RAPTOR-GEN: RApid PosTeriOR GENerator for Bayesian Learning in Biomanufacturing
Wandi Xu, Wei Xie
TL;DR
RAPTOR-GEN presents a mechanism-informed Bayesian framework for biomanufacturing that combines a multi-scale probabilistic knowledge graph (pKG) with stochastic differential equations to model SRN-based Bio-SoS dynamics. It introduces a Bayesian Updating pKG-LNA metamodel to achieve tractable likelihoods from sparse, heterogeneous data and a Langevin-diffusion–based LD-LNA sampler to efficiently explore the posterior with finite-sample guarantees. The method yields provable error bounds, including a nonasymptotic $d_{ ext{W}_1}$ bound and asymptotic Bernstein–von Mises consistency, and it is implemented via a one-stage or two-stage RAPTOR-GEN algorithm for fast, robust posterior sampling. Empirical studies on enzyme kinetics and a prokaryotic autoregulation network demonstrate accurate latent-state and parameter recovery with superior efficiency and stability compared to traditional LD-based MCMC and ABC approaches.

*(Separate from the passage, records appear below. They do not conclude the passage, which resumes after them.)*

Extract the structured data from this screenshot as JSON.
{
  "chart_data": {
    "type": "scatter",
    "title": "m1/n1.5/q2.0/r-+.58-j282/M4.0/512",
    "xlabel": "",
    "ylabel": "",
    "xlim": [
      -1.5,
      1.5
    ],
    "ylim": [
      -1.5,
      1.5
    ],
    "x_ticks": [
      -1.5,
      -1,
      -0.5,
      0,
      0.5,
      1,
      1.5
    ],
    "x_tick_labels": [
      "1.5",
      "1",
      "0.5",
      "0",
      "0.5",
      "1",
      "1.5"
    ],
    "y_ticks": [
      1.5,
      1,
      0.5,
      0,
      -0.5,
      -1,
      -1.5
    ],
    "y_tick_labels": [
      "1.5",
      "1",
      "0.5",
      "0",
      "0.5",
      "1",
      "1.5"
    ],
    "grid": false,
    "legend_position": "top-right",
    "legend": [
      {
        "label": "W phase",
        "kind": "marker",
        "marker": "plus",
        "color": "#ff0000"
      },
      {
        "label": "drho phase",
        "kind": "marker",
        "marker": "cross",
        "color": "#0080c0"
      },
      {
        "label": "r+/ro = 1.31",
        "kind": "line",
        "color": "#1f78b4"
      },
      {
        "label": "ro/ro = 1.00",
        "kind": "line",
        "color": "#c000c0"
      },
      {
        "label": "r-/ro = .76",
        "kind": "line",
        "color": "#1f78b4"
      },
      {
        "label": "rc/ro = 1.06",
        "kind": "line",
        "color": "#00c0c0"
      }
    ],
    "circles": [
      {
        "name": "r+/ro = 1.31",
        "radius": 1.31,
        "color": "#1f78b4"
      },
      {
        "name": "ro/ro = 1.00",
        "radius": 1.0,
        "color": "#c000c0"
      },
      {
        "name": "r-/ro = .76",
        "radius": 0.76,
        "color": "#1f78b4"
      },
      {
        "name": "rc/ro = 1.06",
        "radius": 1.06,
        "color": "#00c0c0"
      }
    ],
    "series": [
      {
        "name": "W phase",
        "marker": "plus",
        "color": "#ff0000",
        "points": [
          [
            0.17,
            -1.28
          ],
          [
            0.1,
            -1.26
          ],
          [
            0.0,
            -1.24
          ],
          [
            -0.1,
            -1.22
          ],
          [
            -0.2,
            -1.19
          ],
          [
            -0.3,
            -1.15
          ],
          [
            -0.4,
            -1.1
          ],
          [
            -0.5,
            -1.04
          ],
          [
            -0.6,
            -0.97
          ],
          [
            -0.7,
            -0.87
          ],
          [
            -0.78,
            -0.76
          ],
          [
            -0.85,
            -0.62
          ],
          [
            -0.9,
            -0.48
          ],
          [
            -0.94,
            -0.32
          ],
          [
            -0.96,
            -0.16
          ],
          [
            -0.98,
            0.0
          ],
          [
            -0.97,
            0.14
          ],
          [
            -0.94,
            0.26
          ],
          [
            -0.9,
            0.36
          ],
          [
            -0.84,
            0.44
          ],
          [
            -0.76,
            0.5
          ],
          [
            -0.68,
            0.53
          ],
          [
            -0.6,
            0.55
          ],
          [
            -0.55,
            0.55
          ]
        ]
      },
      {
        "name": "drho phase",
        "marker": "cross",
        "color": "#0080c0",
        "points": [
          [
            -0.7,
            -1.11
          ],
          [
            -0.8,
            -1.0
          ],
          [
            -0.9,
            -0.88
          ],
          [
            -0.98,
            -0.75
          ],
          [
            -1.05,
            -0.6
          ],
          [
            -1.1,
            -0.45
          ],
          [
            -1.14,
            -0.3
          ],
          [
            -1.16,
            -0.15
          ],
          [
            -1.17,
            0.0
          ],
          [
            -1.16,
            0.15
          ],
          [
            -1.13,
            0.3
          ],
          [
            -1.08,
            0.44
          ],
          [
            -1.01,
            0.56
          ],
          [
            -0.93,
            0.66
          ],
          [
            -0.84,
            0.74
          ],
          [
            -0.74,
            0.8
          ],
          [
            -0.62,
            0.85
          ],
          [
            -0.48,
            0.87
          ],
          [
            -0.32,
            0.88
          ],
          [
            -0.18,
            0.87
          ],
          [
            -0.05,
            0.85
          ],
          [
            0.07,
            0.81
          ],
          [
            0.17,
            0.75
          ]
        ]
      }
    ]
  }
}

The framework is positioned to accelerate digital twin development in biomanufacturing and offers adaptable extensions to other Bio-SoS domains and decision-guided control tasks.
Abstract
Biopharmaceutical manufacturing is vital to public health but lacks the agility for rapid, on-demand production of biotherapeutics due to the complexity and variability of bioprocesses. To overcome this, we introduce RApid PosTeriOR GENerator (RAPTOR-GEN), a mechanism-informed Bayesian learning framework designed to accelerate intelligent digital twin development from sparse and heterogeneous experimental data. This framework is built on a multi-scale probabilistic knowledge graph (pKG), formulated as a stochastic differential equation (SDE)-based foundational model that captures the nonlinear dynamics of bioprocesses. RAPTOR-GEN consists of two ingredients: (i) an interpretable metamodel integrating linear noise approximation (LNA) that exploits the structural information of bioprocessing mechanisms and a sequential learning strategy to fuse heterogeneous and sparse data, enabling inference of latent state variables and explicit approximation of the intractable likelihood function; and (ii) an efficient Bayesian posterior sampling method that utilizes Langevin diffusion (LD) to accelerate posterior exploration by exploiting the gradients of the derived likelihood. It generalizes the LNA approach to circumvent the challenge of step size selection, facilitating robust learning of mechanistic parameters with provable finite-sample performance guarantees. We develop a fast and robust RAPTOR-GEN algorithm with controllable error. Numerical experiments demonstrate its effectiveness in uncovering the underlying regulatory mechanisms of biomanufacturing processes.